Lo stesso Man' United ha preso le distanze con un comunicato ufficiale, cercando di arginare le polemiche e proteggere la propria immagine. Anche lo spogliatoio sarebbe rimasto turbato dalle esternazioni del miliardario, mentre il primo ministro britannico Keir Starmer ha definito le frasi "offensive e fuori luogo", invitando Ratcliffe a porgere le proprie scuse.

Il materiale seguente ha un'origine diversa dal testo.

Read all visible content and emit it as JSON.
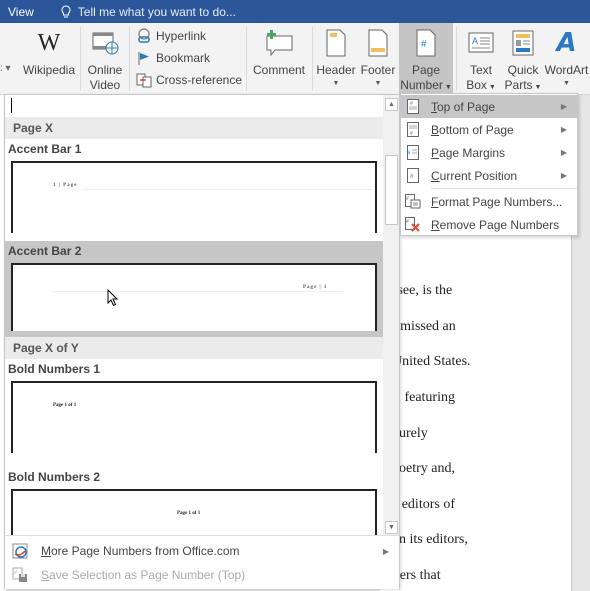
{
  "topbar": {
    "view_tab": "View",
    "tell_me_placeholder": "Tell me what you want to do...",
    "tell_me_icon": "lightbulb-icon"
  },
  "ribbon": {
    "buttons": [
      {
        "label": "Wikipedia",
        "icon": "wikipedia-icon"
      },
      {
        "label1": "Online",
        "label2": "Video",
        "icon": "online-video-icon"
      },
      {
        "label": "Comment",
        "icon": "comment-icon"
      },
      {
        "label": "Header",
        "icon": "header-icon"
      },
      {
        "label": "Footer",
        "icon": "footer-icon"
      },
      {
        "label1": "Page",
        "label2": "Number",
        "icon": "page-number-icon",
        "active": true
      },
      {
        "label1": "Text",
        "label2": "Box",
        "icon": "text-box-icon"
      },
      {
        "label1": "Quick",
        "label2": "Parts",
        "icon": "quick-parts-icon"
      },
      {
        "label": "WordArt",
        "icon": "wordart-icon"
      }
    ],
    "links": [
      {
        "label": "Hyperlink",
        "icon": "hyperlink-icon"
      },
      {
        "label": "Bookmark",
        "icon": "bookmark-icon"
      },
      {
        "label": "Cross-reference",
        "icon": "cross-reference-icon"
      }
    ]
  },
  "gallery": {
    "categories": [
      {
        "name": "Page X",
        "items": [
          {
            "title": "Accent Bar 1",
            "preview": "1 | Page"
          },
          {
            "title": "Accent Bar 2",
            "preview": "Page | 1",
            "hover": true
          }
        ]
      },
      {
        "name": "Page X of Y",
        "items": [
          {
            "title": "Bold Numbers 1",
            "preview": "Page 1 of 1"
          },
          {
            "title": "Bold Numbers 2",
            "preview": "Page 1 of 1"
          }
        ]
      }
    ],
    "footer": [
      {
        "label": "More Page Numbers from Office.com",
        "mnemonic": "M",
        "icon": "office-online-icon",
        "submenu": true,
        "disabled": false
      },
      {
        "label": "Save Selection as Page Number (Top)",
        "mnemonic": "S",
        "icon": "save-selection-icon",
        "submenu": false,
        "disabled": true
      }
    ]
  },
  "menu": {
    "items": [
      {
        "label": "Top of Page",
        "mnemonic": "T",
        "icon": "top-of-page-icon",
        "submenu": true,
        "hover": true
      },
      {
        "label": "Bottom of Page",
        "mnemonic": "B",
        "icon": "bottom-of-page-icon",
        "submenu": true
      },
      {
        "label": "Page Margins",
        "mnemonic": "P",
        "icon": "page-margins-icon",
        "submenu": true
      },
      {
        "label": "Current Position",
        "mnemonic": "C",
        "icon": "current-position-icon",
        "submenu": true
      },
      {
        "label": "Format Page Numbers...",
        "mnemonic": "F",
        "icon": "format-page-numbers-icon",
        "submenu": false
      },
      {
        "label": "Remove Page Numbers",
        "mnemonic": "R",
        "icon": "remove-page-numbers-icon",
        "submenu": false
      }
    ]
  },
  "document": {
    "lines": [
      "ssee, is the",
      "r missed an",
      "United States.",
      "s, featuring",
      "purely",
      "poetry and,",
      "e editors of",
      "on its editors,",
      "iters that"
    ]
  }
}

Scuse che sono arrivate poco dopo, con l’imprenditore che ha parlato di "scelta di parole infelice", pur ribadendo la necessità di una gestione controllata dei flussi migratori.
Secondo quanto riportato dal Daily Mirror, le conseguenze potrebbero estendersi ben oltre il piano politico. Il Manchester United teme ripercussioni economiche significative, in particolare sul fronte delle sponsorizzazioni. Il club è ancora alla ricerca di un partner per le divise da allenamento e dovrà presto rinnovare anche l’accordo per lo sponsor sulle maniche delle maglie. La proprietà Glazer avrebbe espresso preoccupazione per l’impatto reputazionale dell’intervista, consapevole che l’immagine del brand rappresenta un asset fondamentale nei rapporti commerciali globali.